While Tobytown residents say they’d like to see the Ride On bus come to their community, they do have concerns about where the stop would be located.

In an email, Esther Bowring, a spokesperson for the county’s transportation department, explained the closest stop to Tobytown would be at River Road and River’s Edge, about 800 feet from the entry to Tobytown.

One resident, an older woman who’s lived in the community for decades and declined to be named, said she does have concerns about waiting along that stretch of River Road.

“The cars start speeding down here from the Poolesville area at about 5 o’clock in the morning, and they speed,” she said, estimating that the cars go well in excess of the posted limit of 50 miles per hour.

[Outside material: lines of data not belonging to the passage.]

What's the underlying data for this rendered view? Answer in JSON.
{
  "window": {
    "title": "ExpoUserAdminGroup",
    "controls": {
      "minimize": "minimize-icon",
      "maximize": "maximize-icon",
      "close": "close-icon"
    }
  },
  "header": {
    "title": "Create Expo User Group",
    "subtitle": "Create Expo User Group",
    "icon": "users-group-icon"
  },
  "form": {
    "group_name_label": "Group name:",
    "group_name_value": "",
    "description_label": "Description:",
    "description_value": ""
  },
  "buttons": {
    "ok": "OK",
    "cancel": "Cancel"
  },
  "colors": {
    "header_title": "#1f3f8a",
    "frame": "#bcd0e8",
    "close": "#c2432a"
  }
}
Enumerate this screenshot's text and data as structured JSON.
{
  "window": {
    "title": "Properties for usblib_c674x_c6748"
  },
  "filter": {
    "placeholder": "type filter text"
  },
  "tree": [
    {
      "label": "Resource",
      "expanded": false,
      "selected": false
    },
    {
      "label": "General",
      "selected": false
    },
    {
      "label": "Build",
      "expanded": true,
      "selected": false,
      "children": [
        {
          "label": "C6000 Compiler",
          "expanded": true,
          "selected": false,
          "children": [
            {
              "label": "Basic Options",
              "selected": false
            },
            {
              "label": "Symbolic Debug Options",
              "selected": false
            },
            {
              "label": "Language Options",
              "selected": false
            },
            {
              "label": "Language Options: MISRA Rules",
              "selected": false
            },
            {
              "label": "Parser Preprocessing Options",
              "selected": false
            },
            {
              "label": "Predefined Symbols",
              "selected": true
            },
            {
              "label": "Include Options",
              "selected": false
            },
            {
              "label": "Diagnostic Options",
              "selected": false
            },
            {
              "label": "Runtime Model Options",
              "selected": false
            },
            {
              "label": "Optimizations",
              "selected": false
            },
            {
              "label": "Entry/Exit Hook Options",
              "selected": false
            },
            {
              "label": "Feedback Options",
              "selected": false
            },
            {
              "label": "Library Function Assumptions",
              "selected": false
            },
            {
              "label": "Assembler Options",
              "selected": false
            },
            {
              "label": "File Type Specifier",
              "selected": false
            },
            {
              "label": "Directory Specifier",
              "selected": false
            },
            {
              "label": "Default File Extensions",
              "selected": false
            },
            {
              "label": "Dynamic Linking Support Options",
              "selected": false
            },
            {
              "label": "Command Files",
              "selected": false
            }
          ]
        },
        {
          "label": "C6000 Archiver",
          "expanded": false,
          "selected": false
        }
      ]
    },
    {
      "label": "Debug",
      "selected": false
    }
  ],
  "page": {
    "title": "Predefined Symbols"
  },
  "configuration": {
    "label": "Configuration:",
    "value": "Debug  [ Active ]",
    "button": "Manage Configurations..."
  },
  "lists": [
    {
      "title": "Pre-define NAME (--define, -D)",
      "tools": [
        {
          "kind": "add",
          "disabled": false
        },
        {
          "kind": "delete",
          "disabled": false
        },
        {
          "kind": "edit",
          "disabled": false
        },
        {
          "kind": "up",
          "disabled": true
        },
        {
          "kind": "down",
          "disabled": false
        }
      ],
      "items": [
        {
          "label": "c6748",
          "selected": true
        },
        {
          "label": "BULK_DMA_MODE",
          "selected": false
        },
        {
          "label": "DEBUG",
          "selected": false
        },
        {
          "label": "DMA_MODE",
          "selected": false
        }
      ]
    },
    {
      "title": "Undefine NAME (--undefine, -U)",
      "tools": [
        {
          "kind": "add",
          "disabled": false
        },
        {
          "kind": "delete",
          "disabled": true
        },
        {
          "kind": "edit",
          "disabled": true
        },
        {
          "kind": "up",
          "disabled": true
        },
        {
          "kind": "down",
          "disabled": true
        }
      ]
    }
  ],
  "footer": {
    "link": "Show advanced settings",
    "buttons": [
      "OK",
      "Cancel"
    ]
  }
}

Standing by the side of the road in the dark or in snowy weather gives her pause. She said a bus stop would have to include a buffer for pedestrians.

“I don’t think it’s safe. It wasn’t safe for the school buses, it’s not safe, period,” she said.

In an email to WTOP, transportation spokesperson Bowring wrote: “In prior meetings, the residents made it clear that they do not want the bus on their property and asked not to be treated differently from any other bus service. One of Ride On’s original budgets for this service assumed the bus would go into the development and included funds for the infrastructure improvements that would have been needed for bus stops within the community.”

A forum on the proposed bus route is scheduled for 6:30 p.m., July 28 at Travilah Elementary School, 13801 Dufief Mill Rd. in North Potomac.

The County Council approved $407,000 for the one-year pilot program, which could start Oct. 1.